Spike now led the way below, Wallace following, leaving the midshipman on deck, who had fallen into conversation with the relict and her pretty niece. The half-deck of the brigantine contained spare sails, provisions, and water, as usual, while quant.i.ties of old canvas lay scattered over the cargo; more especially in the wake of the hatches, of which there were two besides that which led from the quarter-deck.

"Flour to the number of eight hundred barrels," said Wallace, striking his foot against a barrel that lay within his reach. "The cargo is somewhat singular to come from New York, going to Key West, my dear Spike?"

"I suppose you know what sort of a place Key West is, sir; a bit of an island in which there is scarce so much as a potatoe grows."

"Ay, ay, sir; I know Key West very well, having been in and out a dozen times. All eatables are imported, turtle excepted. But flour can be brought down the Mississippi so much cheaper than it can be brought from New York."

"Have you any idee, lieutenant, what Uncle Sam's men are paying for it at New Orleens, just to keep soul and bodies together among the so'gers?"

"That may be true, sir--quite true, I dare say, Mr. Spike. Have n't you a bit of a chair that a fellow can sit down on--this half-deck of your's is none of the most comfortable places to stand in. Thank you, sir--thank you with all my heart.

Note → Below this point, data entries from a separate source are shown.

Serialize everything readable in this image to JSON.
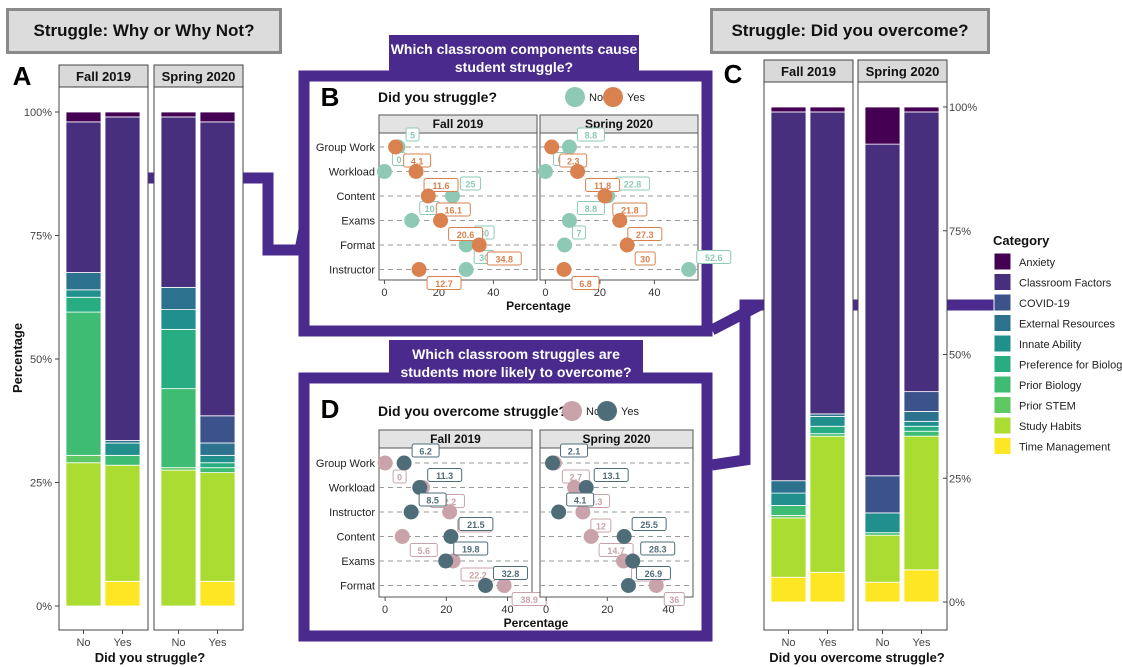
{
  "headers": {
    "left": "Struggle: Why or Why Not?",
    "right": "Struggle: Did you overcome?",
    "b_question": "Which classroom components cause student struggle?",
    "d_question": "Which classroom struggles are students more likely to overcome?"
  },
  "panel_letters": {
    "a": "A",
    "b": "B",
    "c": "C",
    "d": "D"
  },
  "colors": {
    "purple_frame": "#4a2a8c",
    "no_b": "#8ec9b5",
    "yes_b": "#d9824f",
    "no_d": "#c9a3a9",
    "yes_d": "#4f6d78",
    "Anxiety": "#440154",
    "Classroom Factors": "#472f7d",
    "COVID-19": "#3b528b",
    "External Resources": "#2c728e",
    "Innate Ability": "#21908d",
    "Preference for Biology": "#27ad81",
    "Prior Biology": "#3fbc73",
    "Prior STEM": "#5ec962",
    "Study Habits": "#aadc32",
    "Time Management": "#fde725"
  },
  "chart_data": [
    {
      "id": "A",
      "type": "bar",
      "stacked": true,
      "facets": [
        "Fall 2019",
        "Spring 2020"
      ],
      "categories": [
        "No",
        "Yes"
      ],
      "xlabel": "Did you struggle?",
      "ylabel": "Percentage",
      "yticks": [
        "0%",
        "25%",
        "50%",
        "75%",
        "100%"
      ],
      "ylim": [
        0,
        100
      ],
      "stack_order_bottom_to_top": [
        "Time Management",
        "Study Habits",
        "Prior STEM",
        "Prior Biology",
        "Preference for Biology",
        "Innate Ability",
        "External Resources",
        "COVID-19",
        "Classroom Factors",
        "Anxiety"
      ],
      "series": [
        {
          "name": "Time Management",
          "values": [
            [
              0,
              5
            ],
            [
              0,
              5
            ]
          ]
        },
        {
          "name": "Study Habits",
          "values": [
            [
              29,
              23.5
            ],
            [
              27.5,
              22
            ]
          ]
        },
        {
          "name": "Prior STEM",
          "values": [
            [
              1.5,
              0
            ],
            [
              0.5,
              0
            ]
          ]
        },
        {
          "name": "Prior Biology",
          "values": [
            [
              29,
              2
            ],
            [
              16,
              1
            ]
          ]
        },
        {
          "name": "Preference for Biology",
          "values": [
            [
              3,
              0
            ],
            [
              12,
              1
            ]
          ]
        },
        {
          "name": "Innate Ability",
          "values": [
            [
              1.5,
              2.5
            ],
            [
              4,
              1.5
            ]
          ]
        },
        {
          "name": "External Resources",
          "values": [
            [
              3.5,
              0.5
            ],
            [
              4.5,
              2.5
            ]
          ]
        },
        {
          "name": "COVID-19",
          "values": [
            [
              0,
              0
            ],
            [
              0,
              5.5
            ]
          ]
        },
        {
          "name": "Classroom Factors",
          "values": [
            [
              30.5,
              65.5
            ],
            [
              34.5,
              59.5
            ]
          ]
        },
        {
          "name": "Anxiety",
          "values": [
            [
              2,
              1
            ],
            [
              1,
              2
            ]
          ]
        }
      ]
    },
    {
      "id": "C",
      "type": "bar",
      "stacked": true,
      "facets": [
        "Fall 2019",
        "Spring 2020"
      ],
      "categories": [
        "No",
        "Yes"
      ],
      "xlabel": "Did you overcome struggle?",
      "yticks": [
        "0%",
        "25%",
        "50%",
        "75%",
        "100%"
      ],
      "ylim": [
        0,
        100
      ],
      "legend_title": "Category",
      "legend_items": [
        "Anxiety",
        "Classroom Factors",
        "COVID-19",
        "External Resources",
        "Innate Ability",
        "Preference for Biology",
        "Prior Biology",
        "Prior STEM",
        "Study Habits",
        "Time Management"
      ],
      "series": [
        {
          "name": "Time Management",
          "values": [
            [
              5,
              6
            ],
            [
              4,
              6.5
            ]
          ]
        },
        {
          "name": "Study Habits",
          "values": [
            [
              12,
              27.5
            ],
            [
              9.5,
              27
            ]
          ]
        },
        {
          "name": "Prior STEM",
          "values": [
            [
              0.5,
              0
            ],
            [
              0,
              0
            ]
          ]
        },
        {
          "name": "Prior Biology",
          "values": [
            [
              2,
              0.5
            ],
            [
              0.5,
              1
            ]
          ]
        },
        {
          "name": "Preference for Biology",
          "values": [
            [
              0,
              1.5
            ],
            [
              0,
              1
            ]
          ]
        },
        {
          "name": "Innate Ability",
          "values": [
            [
              2.5,
              2
            ],
            [
              4,
              1
            ]
          ]
        },
        {
          "name": "External Resources",
          "values": [
            [
              2.5,
              0.5
            ],
            [
              0,
              2
            ]
          ]
        },
        {
          "name": "COVID-19",
          "values": [
            [
              0,
              0
            ],
            [
              7.5,
              4
            ]
          ]
        },
        {
          "name": "Classroom Factors",
          "values": [
            [
              74.5,
              61
            ],
            [
              67,
              56.5
            ]
          ]
        },
        {
          "name": "Anxiety",
          "values": [
            [
              1,
              1
            ],
            [
              7.5,
              1
            ]
          ]
        }
      ]
    },
    {
      "id": "B",
      "type": "scatter",
      "title": "Did you struggle?",
      "legend": [
        "No",
        "Yes"
      ],
      "facets": [
        "Fall 2019",
        "Spring 2020"
      ],
      "rows": [
        "Group Work",
        "Workload",
        "Content",
        "Exams",
        "Format",
        "Instructor"
      ],
      "xlabel": "Percentage",
      "xticks": [
        "0",
        "20",
        "40"
      ],
      "xlim": [
        -2,
        56
      ],
      "series": [
        {
          "name": "No",
          "values": [
            [
              5,
              0,
              25,
              10,
              30,
              30
            ],
            [
              8.8,
              0,
              22.8,
              8.8,
              7,
              52.6
            ]
          ]
        },
        {
          "name": "Yes",
          "values": [
            [
              4.1,
              11.6,
              16.1,
              20.6,
              34.8,
              12.7
            ],
            [
              2.3,
              11.8,
              21.8,
              27.3,
              30,
              6.8
            ]
          ]
        }
      ],
      "labels": [
        {
          "name": "No",
          "values": [
            [
              "5",
              "0",
              "25",
              "10",
              "30",
              "30"
            ],
            [
              "8.8",
              "0",
              "22.8",
              "8.8",
              "7",
              "52.6"
            ]
          ]
        },
        {
          "name": "Yes",
          "values": [
            [
              "4.1",
              "11.6",
              "16.1",
              "20.6",
              "34.8",
              "12.7"
            ],
            [
              "2.3",
              "11.8",
              "21.8",
              "27.3",
              "30",
              "6.8"
            ]
          ]
        }
      ]
    },
    {
      "id": "D",
      "type": "scatter",
      "title": "Did you overcome struggle?",
      "legend": [
        "No",
        "Yes"
      ],
      "facets": [
        "Fall 2019",
        "Spring 2020"
      ],
      "rows": [
        "Group Work",
        "Workload",
        "Instructor",
        "Content",
        "Exams",
        "Format"
      ],
      "xlabel": "Percentage",
      "xticks": [
        "0",
        "20",
        "40"
      ],
      "xlim": [
        -2,
        48
      ],
      "series": [
        {
          "name": "No",
          "values": [
            [
              0,
              12.2,
              21.1,
              5.6,
              22.2,
              38.9
            ],
            [
              2.7,
              9.3,
              12,
              14.7,
              25.3,
              36
            ]
          ]
        },
        {
          "name": "Yes",
          "values": [
            [
              6.2,
              11.3,
              8.5,
              21.5,
              19.8,
              32.8
            ],
            [
              2.1,
              13.1,
              4.1,
              25.5,
              28.3,
              26.9
            ]
          ]
        }
      ],
      "labels": [
        {
          "name": "No",
          "values": [
            [
              "0",
              "12.2",
              "21.1",
              "5.6",
              "22.2",
              "38.9"
            ],
            [
              "2.7",
              "9.3",
              "12",
              "14.7",
              "25.3",
              "36"
            ]
          ]
        },
        {
          "name": "Yes",
          "values": [
            [
              "6.2",
              "11.3",
              "8.5",
              "21.5",
              "19.8",
              "32.8"
            ],
            [
              "2.1",
              "13.1",
              "4.1",
              "25.5",
              "28.3",
              "26.9"
            ]
          ]
        }
      ]
    }
  ]
}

What lots of old sails you have scattered about the hold, especially in the wake of the hatches!"

"Why, the craft being little more than in good ballast trim, I keep the hatches off to air her; and the spray might spit down upon the flour at odd times but for them 'ere sails."

"Ay, a prudent caution. So you think Uncle Sam's people will be after this flour as soon as they learn you have got it snug in at Key West?"

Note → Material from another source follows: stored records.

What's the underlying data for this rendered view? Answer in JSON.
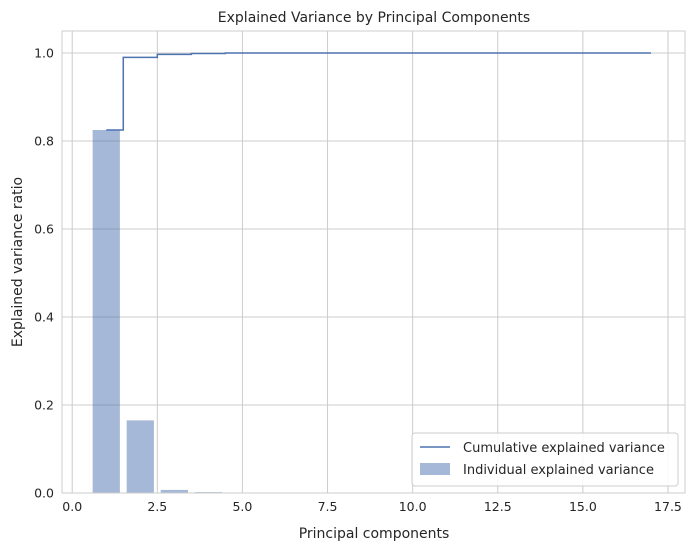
{
  "chart_data": {
    "type": "bar",
    "title": "Explained Variance by Principal Components",
    "xlabel": "Principal components",
    "ylabel": "Explained variance ratio",
    "xlim": [
      -0.3,
      18.0
    ],
    "ylim": [
      0,
      1.05
    ],
    "x_ticks": [
      0.0,
      2.5,
      5.0,
      7.5,
      10.0,
      12.5,
      15.0,
      17.5
    ],
    "x_tick_labels": [
      "0.0",
      "2.5",
      "5.0",
      "7.5",
      "10.0",
      "12.5",
      "15.0",
      "17.5"
    ],
    "y_ticks": [
      0.0,
      0.2,
      0.4,
      0.6,
      0.8,
      1.0
    ],
    "y_tick_labels": [
      "0.0",
      "0.2",
      "0.4",
      "0.6",
      "0.8",
      "1.0"
    ],
    "grid": true,
    "legend_position": "lower-right",
    "series": [
      {
        "name": "Individual explained variance",
        "kind": "bar",
        "color": "#4c72b0",
        "opacity": 0.5,
        "x": [
          1,
          2,
          3,
          4,
          5,
          6,
          7,
          8,
          9,
          10,
          11,
          12,
          13,
          14,
          15,
          16,
          17
        ],
        "values": [
          0.825,
          0.165,
          0.007,
          0.002,
          0.001,
          0,
          0,
          0,
          0,
          0,
          0,
          0,
          0,
          0,
          0,
          0,
          0
        ]
      },
      {
        "name": "Cumulative explained variance",
        "kind": "step",
        "color": "#4c72b0",
        "x": [
          1,
          2,
          3,
          4,
          5,
          6,
          7,
          8,
          9,
          10,
          11,
          12,
          13,
          14,
          15,
          16,
          17
        ],
        "values": [
          0.825,
          0.99,
          0.997,
          0.999,
          1.0,
          1.0,
          1.0,
          1.0,
          1.0,
          1.0,
          1.0,
          1.0,
          1.0,
          1.0,
          1.0,
          1.0,
          1.0
        ]
      }
    ]
  }
}
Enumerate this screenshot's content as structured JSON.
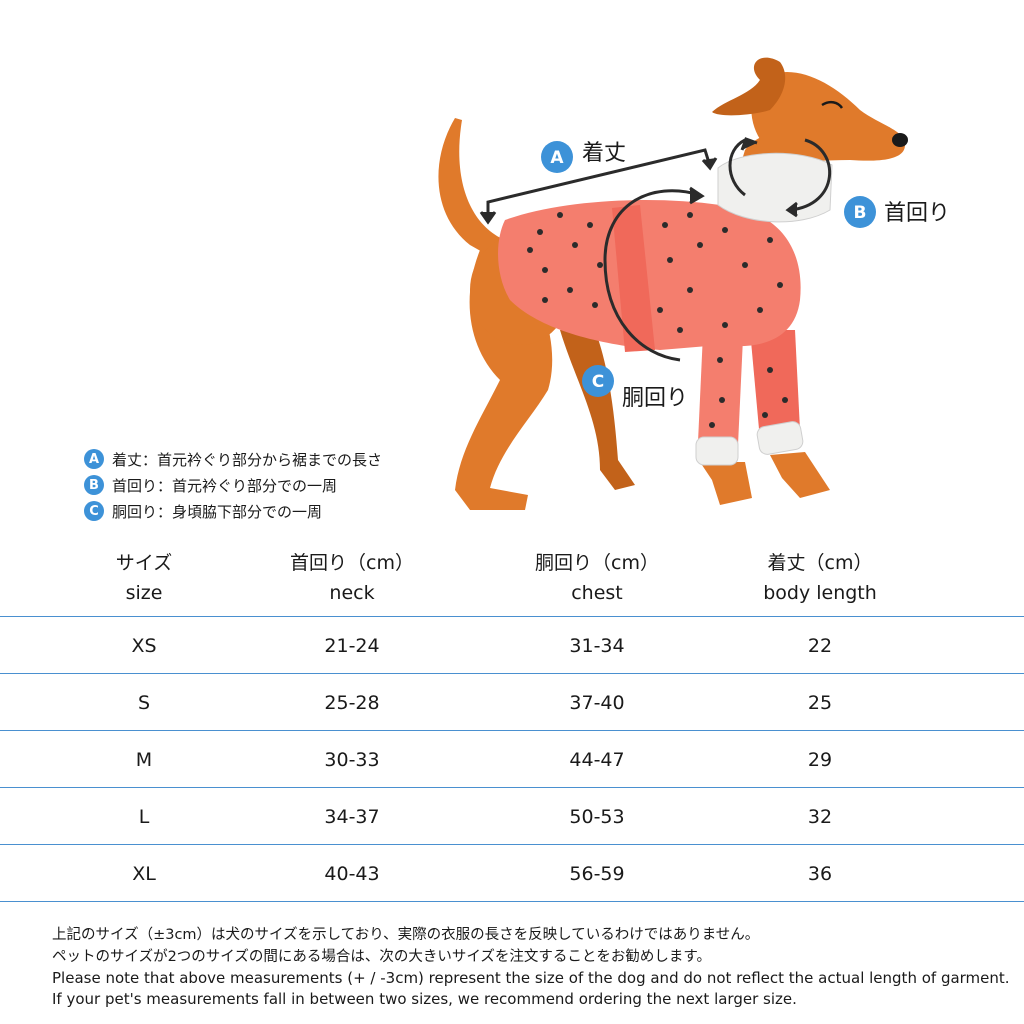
{
  "diagram": {
    "label_a": "着丈",
    "label_b": "首回り",
    "label_c": "胴回り",
    "badge_a": "A",
    "badge_b": "B",
    "badge_c": "C"
  },
  "legend": [
    {
      "badge": "A",
      "text": "着丈：首元衿ぐり部分から裾までの長さ"
    },
    {
      "badge": "B",
      "text": "首回り：首元衿ぐり部分での一周"
    },
    {
      "badge": "C",
      "text": "胴回り：身頃脇下部分での一周"
    }
  ],
  "table": {
    "headers": [
      {
        "jp": "サイズ",
        "en": "size"
      },
      {
        "jp": "首回り（cm）",
        "en": "neck"
      },
      {
        "jp": "胴回り（cm）",
        "en": "chest"
      },
      {
        "jp": "着丈（cm）",
        "en": "body length"
      }
    ],
    "rows": [
      [
        "XS",
        "21-24",
        "31-34",
        "22"
      ],
      [
        "S",
        "25-28",
        "37-40",
        "25"
      ],
      [
        "M",
        "30-33",
        "44-47",
        "29"
      ],
      [
        "L",
        "34-37",
        "50-53",
        "32"
      ],
      [
        "XL",
        "40-43",
        "56-59",
        "36"
      ]
    ]
  },
  "notes": {
    "jp1": "上記のサイズ（±3cm）は犬のサイズを示しており、実際の衣服の長さを反映しているわけではありません。",
    "jp2": "ペットのサイズが2つのサイズの間にある場合は、次の大きいサイズを注文することをお勧めします。",
    "en": "Please note that above measurements (+ / -3cm) represent the size of the dog and do not reflect the actual length of garment. If your pet's measurements fall in between two sizes, we recommend ordering the next larger size."
  },
  "colors": {
    "accent": "#3d92d8",
    "dog": "#e07a2b",
    "dog_dark": "#c2621a",
    "shirt": "#f47e6e",
    "cuff": "#f0f0ee",
    "rule": "#4a90d0"
  }
}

"What more likely, sir? You know how it is with our government--always wrong, whatever it does! and I can show you paragraphs in letters written from New Orleens, which tell us that Uncle Sam is paying seventy-five and eighty per cent. more for flour than anybody else."

"He must be a flush old chap to be able to do that, Spike."

"Flush! I rather think he is. Do you know that he is spendin', accordin'

to approved accounts, at this blessed moment, as much as half a million a day? I own a wish to be pickin' up some of the coppers while they are scattered about so plentifully."

"Half a million a day! why that is only at the rate of $187,000,000 per annum; a mere trifle, Spike, that is scarce worth mentioning among us mariners."

"It's so in the newspapers, I can swear, lieutenant."

"Ay, ay, and the newspapers will swear to it, too, and they that gave the newspapers their cue. But no matter, our business is with this flour. Will you sell us a barrel or two for our mess? I heard the caterer say we should want flour in the course of a week or so."